The headteacher of St Blane's Primary, Michelle Stewart, was stranded in Spain when the volcano in Iceland grounded flights across Europe last month; acting depute Tracy Heaney was stuck in Portugal with her three children, all under the age of seven; the acting principal teacher, Catherine Quinn, was also stuck in Portugal; and P2 teacher Sarah Langton was stranded in Ireland.

All four staffers missed the first five days following the Easter break. To pay the time back, they are setting up a club for reluctant readers in P4-6, to be held one afternoon a week throughout May and June and into next session.

Ms Heaney said: "We recently carried out a survey of the children's reading habits. From the questionnaire, we identified those who had answered `no' to `Do you like reading?' and `Do you think you are good at reading?' From that we created a list of names and they have been invited to join the club."

Yesterday, the group of 19 went to the cinema to see the film Alice in Wonderland in 3D. Next week, the children's book by Lewis Carroll will become the focus of the after-school club. "We'll have a Mad Hatter's tea party with copies of the book there and we'll do some work around that," said Ms Heaney. "Then we'll branch out and start working on other books.

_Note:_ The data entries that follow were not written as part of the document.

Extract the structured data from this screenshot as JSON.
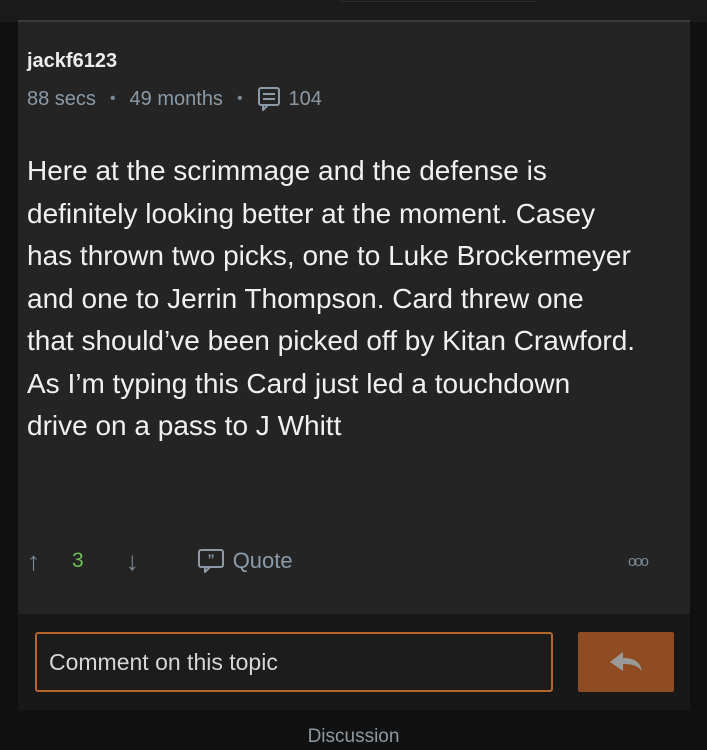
{
  "post": {
    "username": "jackf6123",
    "meta": {
      "reading_time": "88 secs",
      "age": "49 months",
      "reply_count": "104",
      "reply_icon": "comment-list-icon"
    },
    "body": "Here at the scrimmage and the defense is definitely looking better at the moment. Casey has thrown two picks, one to Luke Brockermeyer and one to Jerrin Thompson. Card threw one that should’ve been picked off by Kitan Crawford. As I’m typing this Card just led a touchdown drive on a pass to J Whitt"
  },
  "actions": {
    "upvote_icon": "arrow-up-icon",
    "score": "3",
    "downvote_icon": "arrow-down-icon",
    "quote_label": "Quote",
    "quote_icon": "quote-bubble-icon",
    "more_icon": "ooo"
  },
  "composer": {
    "placeholder": "Comment on this topic",
    "send_icon": "reply-arrow-icon",
    "accent_color": "#b8642a",
    "button_color": "#8f4b21"
  },
  "footer": {
    "tab_label": "Discussion"
  }
}
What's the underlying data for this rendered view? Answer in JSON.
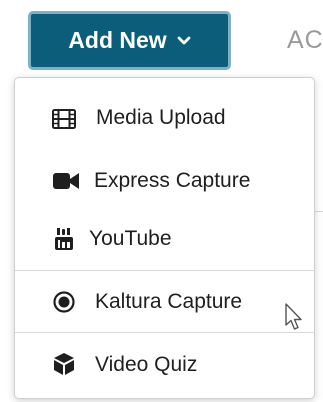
{
  "header": {
    "add_new_label": "Add New",
    "add_new_icon": "chevron-down-icon",
    "next_tab_partial": "AC"
  },
  "menu": {
    "items": [
      {
        "label": "Media Upload",
        "icon": "film-icon"
      },
      {
        "label": "Express Capture",
        "icon": "video-camera-icon"
      },
      {
        "label": "YouTube",
        "icon": "youtube-icon"
      },
      {
        "label": "Kaltura Capture",
        "icon": "record-icon"
      },
      {
        "label": "Video Quiz",
        "icon": "cube-icon"
      }
    ]
  },
  "colors": {
    "button_bg": "#0c5d7a",
    "button_border": "#7fb1c4",
    "menu_text": "#1f1f1f",
    "divider": "#d9d9d9"
  }
}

We're excited about it."

At the beginning of the new school year in August, club membership might be refreshed. And now that the children know about the treats in store if they answer "no" to those two questions, she believes membership could rocket.

A survey conducted by The TESS revealed that 3,421 teachers were stranded abroad following the Easter break. A number of authorities told teachers they would lose pay for the days they were absent, but Glasgow won plaudits from staff after telling them they could make up the time in other ways.

Maureen McKenna, education director of Glasgow City Council, said: "This is a great example of teachers paying back lost time and the children will benefit from the additional literacy classes. We expect similar initiatives to spring up across the city, following the flight disruptions."